6巡目に引いた【發】は、いったん手に留める。生牌で、自身が半端なところから鳴かせて相手の手を進めたくはない。

が、1シャンテンになれば話は別。最速テンパイを目指す以上、目いっぱいに構えてアガリを目指す。【發】に声はかからなかった。

ピンズが埋まったなら、もちろんピンフになるリャンメン待ちでリーチだ。

雷電としては、こういうチャンスを全てものにするくらいでなければ、優勝はないだろう。リーチをかけたら、あとはもうやることはない。

本田は願った。

「黒沢さん降臨しろ!」

 

黒沢と言えば、そう。

特技、ドラ引き。

高目のドラ【9マン】を一発でツモって、

裏1の6000オールは、まさに黒沢の「セレブ麻雀」

トップを手中に収めるのに十分過ぎる一撃だった。

TEAM雷電には、失うものなどない。

今シーズンに最も恐れていた、選手入れ替え規定によって失う可能性のあった「仲間」は、自分たちの力で守り切った。

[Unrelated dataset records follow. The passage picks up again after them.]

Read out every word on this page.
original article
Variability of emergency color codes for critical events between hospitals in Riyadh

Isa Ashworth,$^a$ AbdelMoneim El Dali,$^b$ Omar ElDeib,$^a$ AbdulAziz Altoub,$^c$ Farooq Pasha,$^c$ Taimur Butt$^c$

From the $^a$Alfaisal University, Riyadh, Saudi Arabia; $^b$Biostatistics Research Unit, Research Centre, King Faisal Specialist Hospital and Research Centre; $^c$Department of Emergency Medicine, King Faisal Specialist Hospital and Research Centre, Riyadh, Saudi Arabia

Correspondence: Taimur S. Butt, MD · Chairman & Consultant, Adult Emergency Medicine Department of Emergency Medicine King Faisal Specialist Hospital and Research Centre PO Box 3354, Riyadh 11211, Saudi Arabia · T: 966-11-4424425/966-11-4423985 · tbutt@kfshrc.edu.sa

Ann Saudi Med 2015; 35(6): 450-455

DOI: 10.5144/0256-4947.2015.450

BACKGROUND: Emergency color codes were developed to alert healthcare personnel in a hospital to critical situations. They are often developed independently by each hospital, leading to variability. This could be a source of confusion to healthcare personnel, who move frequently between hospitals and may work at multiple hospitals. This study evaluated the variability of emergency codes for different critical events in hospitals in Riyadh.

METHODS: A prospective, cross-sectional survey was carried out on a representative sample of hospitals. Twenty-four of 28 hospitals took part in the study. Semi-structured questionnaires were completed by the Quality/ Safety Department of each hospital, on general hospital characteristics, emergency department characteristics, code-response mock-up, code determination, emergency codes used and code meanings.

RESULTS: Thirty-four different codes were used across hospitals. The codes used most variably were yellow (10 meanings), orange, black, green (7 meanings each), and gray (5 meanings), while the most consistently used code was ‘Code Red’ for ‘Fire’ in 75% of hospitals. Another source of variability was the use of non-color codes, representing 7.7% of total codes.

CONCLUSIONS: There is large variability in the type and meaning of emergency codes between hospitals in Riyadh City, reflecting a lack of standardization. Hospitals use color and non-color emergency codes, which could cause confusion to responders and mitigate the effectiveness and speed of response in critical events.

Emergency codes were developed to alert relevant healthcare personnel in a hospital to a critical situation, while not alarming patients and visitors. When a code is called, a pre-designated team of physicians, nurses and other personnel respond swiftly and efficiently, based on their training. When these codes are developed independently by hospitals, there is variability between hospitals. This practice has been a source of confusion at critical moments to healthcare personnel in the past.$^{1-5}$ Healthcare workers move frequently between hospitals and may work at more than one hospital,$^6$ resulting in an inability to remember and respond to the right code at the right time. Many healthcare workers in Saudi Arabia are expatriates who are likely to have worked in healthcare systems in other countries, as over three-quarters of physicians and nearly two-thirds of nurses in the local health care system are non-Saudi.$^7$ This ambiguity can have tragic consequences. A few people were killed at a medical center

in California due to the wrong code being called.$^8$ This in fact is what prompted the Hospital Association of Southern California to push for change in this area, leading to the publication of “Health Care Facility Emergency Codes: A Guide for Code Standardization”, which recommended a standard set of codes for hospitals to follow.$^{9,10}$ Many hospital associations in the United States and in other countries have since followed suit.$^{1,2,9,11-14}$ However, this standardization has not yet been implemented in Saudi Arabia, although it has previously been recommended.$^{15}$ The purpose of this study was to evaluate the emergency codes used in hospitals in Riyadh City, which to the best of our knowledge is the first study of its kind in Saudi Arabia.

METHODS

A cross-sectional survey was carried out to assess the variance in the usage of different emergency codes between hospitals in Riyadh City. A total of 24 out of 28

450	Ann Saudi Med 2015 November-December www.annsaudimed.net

そして、ファイナルのスタートポジションこそだいぶ遅れを取っているが、敗れた5チームにはない優勝の可能性が、彼らにはある。

だったら、それをつかみに行くだけだ。

 

「雷電の麻雀は?」

「おもしーんです!」

故郷の言葉が自然と口を突く。

この日を終えて残り10戦、ユニバースと歩むサンダーロードの果てに、彼らが追い求める栄光はあるか。